Historically, the Market Pays Over Time
Beyond the jitter over price swing, its good you know that the stock market, historically and globally, has always paid, over time. What this says is that if you stay long enough, you have a high chance of achieving the financial success you aim for. This point needs be made because we've kept getting various enquiries from those who need help to throw in some money into the market, make a quick gain and exit. They usually state a time frame - a month, two or just a quarter - and they need advice or stock recommendations as to how to achieve that. My brothers and sisters, that's more a route to heart attack and may not be the best for you. Granted that some stocks have recorded outrageous gains over short periods (check this Explosive Stocks Report), it is not guaranteed to happen and is not a regular feature.

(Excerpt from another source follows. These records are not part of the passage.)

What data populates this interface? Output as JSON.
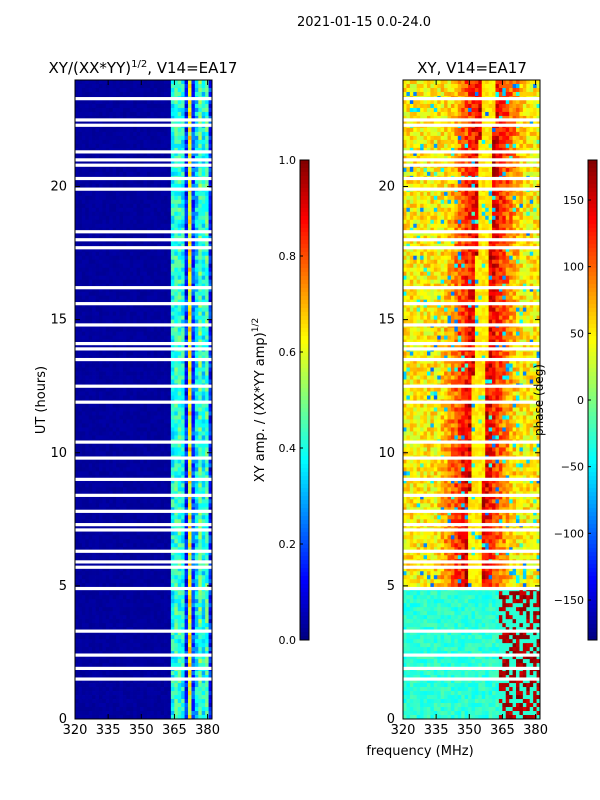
{
  "suptitle": "2021-01-15 0.0-24.0",
  "colors": {
    "bg": "#ffffff",
    "axis": "#000000",
    "gap": "#ffffff",
    "jet": [
      "#00007f",
      "#0000ff",
      "#007fff",
      "#00ffff",
      "#7fff7f",
      "#ffff00",
      "#ff7f00",
      "#ff0000",
      "#7f0000"
    ]
  },
  "chart_data": [
    {
      "type": "heatmap",
      "title_prefix": "XY/(XX*YY)",
      "title_sup": "1/2",
      "title_suffix": ", V14=EA17",
      "xlabel": "",
      "ylabel": "UT (hours)",
      "xlim": [
        320,
        382
      ],
      "ylim": [
        0,
        24
      ],
      "xticks": [
        "320",
        "335",
        "350",
        "365",
        "380"
      ],
      "xtick_values": [
        320,
        335,
        350,
        365,
        380
      ],
      "yticks": [
        "0",
        "5",
        "10",
        "15",
        "20"
      ],
      "ytick_values": [
        0,
        5,
        10,
        15,
        20
      ],
      "colorbar": {
        "label_prefix": "XY amp. / (XX*YY amp)",
        "label_sup": "1/2",
        "range": [
          0.0,
          1.0
        ],
        "ticks": [
          "0.0",
          "0.2",
          "0.4",
          "0.6",
          "0.8",
          "1.0"
        ],
        "tick_values": [
          0.0,
          0.2,
          0.4,
          0.6,
          0.8,
          1.0
        ]
      },
      "structure": {
        "low_band_mhz": [
          320,
          363
        ],
        "low_band_value": 0.02,
        "high_band_mhz": [
          363,
          382
        ],
        "high_band_range": [
          0.15,
          0.65
        ],
        "bright_channels_mhz": [
          365,
          368,
          372,
          376,
          379
        ]
      }
    },
    {
      "type": "heatmap",
      "title_prefix": "XY, V14=EA17",
      "xlabel": "frequency (MHz)",
      "ylabel": "",
      "xlim": [
        320,
        382
      ],
      "ylim": [
        0,
        24
      ],
      "xticks": [
        "320",
        "335",
        "350",
        "365",
        "380"
      ],
      "xtick_values": [
        320,
        335,
        350,
        365,
        380
      ],
      "yticks": [
        "0",
        "5",
        "10",
        "15",
        "20"
      ],
      "ytick_values": [
        0,
        5,
        10,
        15,
        20
      ],
      "colorbar": {
        "label": "phase (deg)",
        "range": [
          -180,
          180
        ],
        "ticks": [
          "−150",
          "−100",
          "−50",
          "0",
          "50",
          "100",
          "150"
        ],
        "tick_values": [
          -150,
          -100,
          -50,
          0,
          50,
          100,
          150
        ]
      },
      "structure": {
        "early_hours": [
          0,
          5
        ],
        "early_phase_deg": -30,
        "late_phase_range_deg": [
          0,
          170
        ]
      }
    }
  ],
  "data_gaps_ut_hours": [
    1.5,
    1.9,
    2.4,
    3.3,
    4.9,
    5.7,
    5.9,
    6.3,
    7.1,
    7.3,
    7.8,
    8.4,
    9.0,
    9.8,
    10.4,
    11.9,
    12.5,
    13.5,
    13.9,
    14.1,
    14.8,
    15.6,
    16.2,
    17.7,
    18.0,
    18.3,
    19.9,
    20.3,
    20.8,
    21.0,
    21.3,
    22.3,
    22.5,
    23.3
  ]
}
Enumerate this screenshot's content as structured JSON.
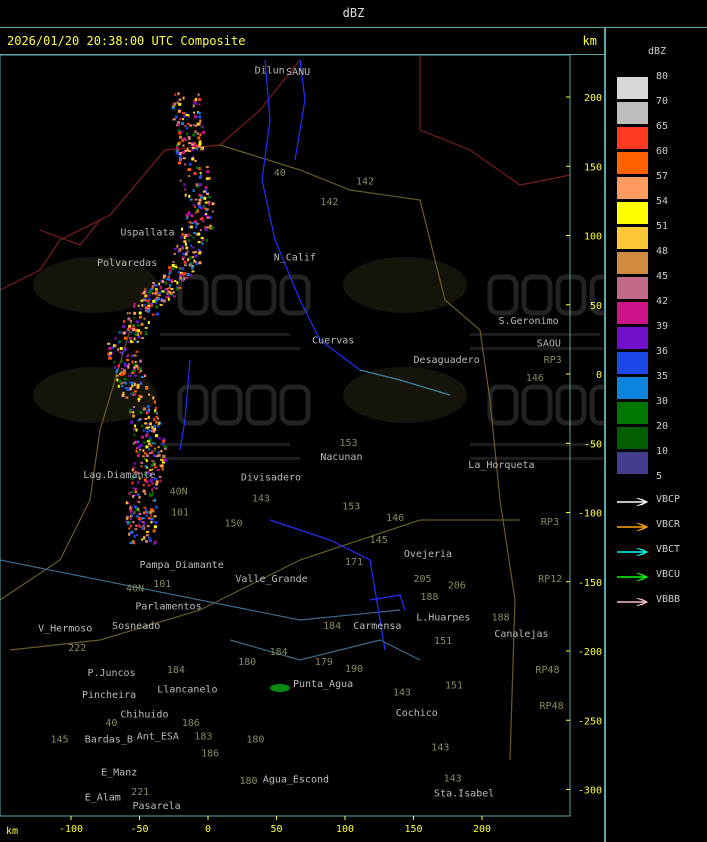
{
  "window_title": "dBZ",
  "header": {
    "timestamp": "2026/01/20 20:38:00 UTC Composite",
    "unit": "km"
  },
  "axes": {
    "unit": "km",
    "x_ticks": [
      -100,
      -50,
      0,
      50,
      100,
      150,
      200
    ],
    "y_ticks": [
      200,
      150,
      100,
      50,
      0,
      -50,
      -100,
      -150,
      -200,
      -250,
      -300
    ]
  },
  "legend": {
    "title": "dBZ",
    "bins": [
      {
        "label": "80",
        "color": "#d8d8d8"
      },
      {
        "label": "70",
        "color": "#bdbdbd"
      },
      {
        "label": "65",
        "color": "#ff3a20"
      },
      {
        "label": "60",
        "color": "#ff6000"
      },
      {
        "label": "57",
        "color": "#ff9a60"
      },
      {
        "label": "54",
        "color": "#ffff00"
      },
      {
        "label": "51",
        "color": "#fcc634"
      },
      {
        "label": "48",
        "color": "#d08a40"
      },
      {
        "label": "45",
        "color": "#c06a88"
      },
      {
        "label": "42",
        "color": "#cc1488"
      },
      {
        "label": "39",
        "color": "#7010c8"
      },
      {
        "label": "36",
        "color": "#1c48ea"
      },
      {
        "label": "35",
        "color": "#0c84dc"
      },
      {
        "label": "30",
        "color": "#007800"
      },
      {
        "label": "20",
        "color": "#005e00"
      },
      {
        "label": "10",
        "color": "#443c8c"
      },
      {
        "label": "5",
        "color": ""
      }
    ],
    "radars": [
      {
        "name": "VBCP",
        "color": "#ffffff"
      },
      {
        "name": "VBCR",
        "color": "#ffa500"
      },
      {
        "name": "VBCT",
        "color": "#00ffff"
      },
      {
        "name": "VBCU",
        "color": "#00ff00"
      },
      {
        "name": "VBBB",
        "color": "#ffc0cb"
      }
    ]
  },
  "watermark": {
    "logo": "DACC",
    "line1": "Dirección de Agricultura",
    "line2": "y Contingencias Climáticas"
  },
  "places": [
    {
      "name": "Dilun",
      "x": 34,
      "y": 225
    },
    {
      "name": "SANU",
      "x": 57,
      "y": 216
    },
    {
      "name": "N_Calif",
      "x": 48,
      "y": 82
    },
    {
      "name": "Uspallata",
      "x": -64,
      "y": 100
    },
    {
      "name": "Polvaredas",
      "x": -81,
      "y": 78
    },
    {
      "name": "Cuervas",
      "x": 76,
      "y": 22
    },
    {
      "name": "Desaguadero",
      "x": 150,
      "y": 8
    },
    {
      "name": "S.Geronimo",
      "x": 212,
      "y": 36
    },
    {
      "name": "SAOU",
      "x": 240,
      "y": 20
    },
    {
      "name": "Nacunan",
      "x": 82,
      "y": -62
    },
    {
      "name": "La_Horqueta",
      "x": 190,
      "y": -68
    },
    {
      "name": "Lag.Diamante",
      "x": -91,
      "y": -75
    },
    {
      "name": "Divisadero",
      "x": 24,
      "y": -77
    },
    {
      "name": "Pampa_Diamante",
      "x": -50,
      "y": -140
    },
    {
      "name": "Valle_Grande",
      "x": 20,
      "y": -150
    },
    {
      "name": "Parlamentos",
      "x": -53,
      "y": -170
    },
    {
      "name": "Sosneado",
      "x": -70,
      "y": -176
    },
    {
      "name": "V_Hermoso",
      "x": -124,
      "y": -186
    },
    {
      "name": "Carmensa",
      "x": 106,
      "y": -184
    },
    {
      "name": "L.Huarpes",
      "x": 152,
      "y": -178
    },
    {
      "name": "Canalejas",
      "x": 209,
      "y": -190
    },
    {
      "name": "Punta_Agua",
      "x": 62,
      "y": -226
    },
    {
      "name": "P.Juncos",
      "x": -88,
      "y": -218
    },
    {
      "name": "Pincheira",
      "x": -92,
      "y": -226
    },
    {
      "name": "Llancanelo",
      "x": -37,
      "y": -230
    },
    {
      "name": "Chihuido",
      "x": -64,
      "y": -240
    },
    {
      "name": "Ant_ESA",
      "x": -52,
      "y": -256
    },
    {
      "name": "Bardas_B",
      "x": -90,
      "y": -266
    },
    {
      "name": "Cochico",
      "x": 137,
      "y": -247
    },
    {
      "name": "Agua_Escond",
      "x": 40,
      "y": -295
    },
    {
      "name": "E_Manz",
      "x": -78,
      "y": -290
    },
    {
      "name": "E_Alam",
      "x": -90,
      "y": -308
    },
    {
      "name": "Pasarela",
      "x": -77,
      "y": -314
    },
    {
      "name": "Sta.Isabel",
      "x": 165,
      "y": -305
    },
    {
      "name": "Ovejeria",
      "x": 143,
      "y": -132
    }
  ],
  "routes": [
    {
      "name": "40",
      "x": 48,
      "y": 143
    },
    {
      "name": "142",
      "x": 108,
      "y": 137
    },
    {
      "name": "142",
      "x": 82,
      "y": 122
    },
    {
      "name": "153",
      "x": 96,
      "y": -52
    },
    {
      "name": "143",
      "x": 32,
      "y": -92
    },
    {
      "name": "153",
      "x": 98,
      "y": -98
    },
    {
      "name": "146",
      "x": 130,
      "y": -106
    },
    {
      "name": "146",
      "x": 232,
      "y": -5
    },
    {
      "name": "205",
      "x": 150,
      "y": -150
    },
    {
      "name": "206",
      "x": 175,
      "y": -155
    },
    {
      "name": "188",
      "x": 155,
      "y": -171
    },
    {
      "name": "151",
      "x": 165,
      "y": -195
    },
    {
      "name": "151",
      "x": 173,
      "y": -227
    },
    {
      "name": "184",
      "x": 84,
      "y": -184
    },
    {
      "name": "184",
      "x": -30,
      "y": -216
    },
    {
      "name": "184",
      "x": 45,
      "y": -203
    },
    {
      "name": "180",
      "x": 22,
      "y": -210
    },
    {
      "name": "179",
      "x": 78,
      "y": -218
    },
    {
      "name": "190",
      "x": 100,
      "y": -223
    },
    {
      "name": "143",
      "x": 135,
      "y": -232
    },
    {
      "name": "143",
      "x": 163,
      "y": -272
    },
    {
      "name": "143",
      "x": 172,
      "y": -302
    },
    {
      "name": "186",
      "x": -30,
      "y": -254
    },
    {
      "name": "186",
      "x": -5,
      "y": -276
    },
    {
      "name": "183",
      "x": -10,
      "y": -256
    },
    {
      "name": "180",
      "x": 28,
      "y": -266
    },
    {
      "name": "180",
      "x": 23,
      "y": -296
    },
    {
      "name": "145",
      "x": -115,
      "y": -266
    },
    {
      "name": "221",
      "x": -78,
      "y": -304
    },
    {
      "name": "222",
      "x": -102,
      "y": -192
    },
    {
      "name": "188",
      "x": 207,
      "y": -186
    },
    {
      "name": "RP3",
      "x": 245,
      "y": 0
    },
    {
      "name": "RP3",
      "x": 243,
      "y": -109
    },
    {
      "name": "RP12",
      "x": 241,
      "y": -150
    },
    {
      "name": "RP48",
      "x": 239,
      "y": -216
    },
    {
      "name": "RP48",
      "x": 242,
      "y": -242
    },
    {
      "name": "150",
      "x": 12,
      "y": -110
    },
    {
      "name": "101",
      "x": -27,
      "y": -102
    },
    {
      "name": "101",
      "x": -40,
      "y": -146
    },
    {
      "name": "40N",
      "x": -28,
      "y": -87
    },
    {
      "name": "40N",
      "x": -38,
      "y": -157
    },
    {
      "name": "40",
      "x": -64,
      "y": -254
    },
    {
      "name": "171",
      "x": 100,
      "y": -138
    },
    {
      "name": "145",
      "x": 118,
      "y": -114
    }
  ]
}
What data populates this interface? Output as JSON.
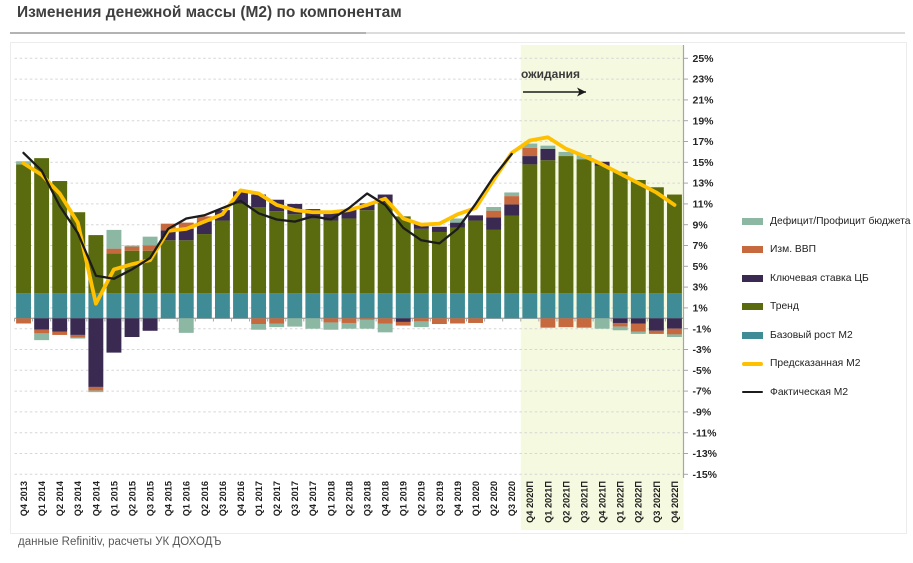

It's better to trust in the market's ability to yield fair returns over time, choose stocks you can feel comfortable with for a long stretch, continue to monitor and make necessary adjustments, give it time to mature and be rest-assured that you will, all being equal, end up much richer.
'Today-tomorrow' gains? That's speculation and shouldn't be the core of your investing, if at all you will occassionally do so.
Now, It's Up to You
It's all been laid bare, so you are well-warned. That knife has two edges, but smart investors know how two use the right edge to cut what they want. Wondering if you're such smart investor? Peter Lynch is a respected name in stock investing and he had this to say, "everyone has the brainpower to follow the stock market. If you made it through fifth-grade math, you can do it". Simply put, it's not beyond you. You only need to learn the ropes. Resources like the ones we provide on this web site or our investment seminars can help you do so successfully. If you stay scared stiff of what could happen to the market, where else are you absolutely safe? Don't put all your eggs in one basket is the old saying and it's still valid.
This basket, though, is too important not to hold some of your eggs.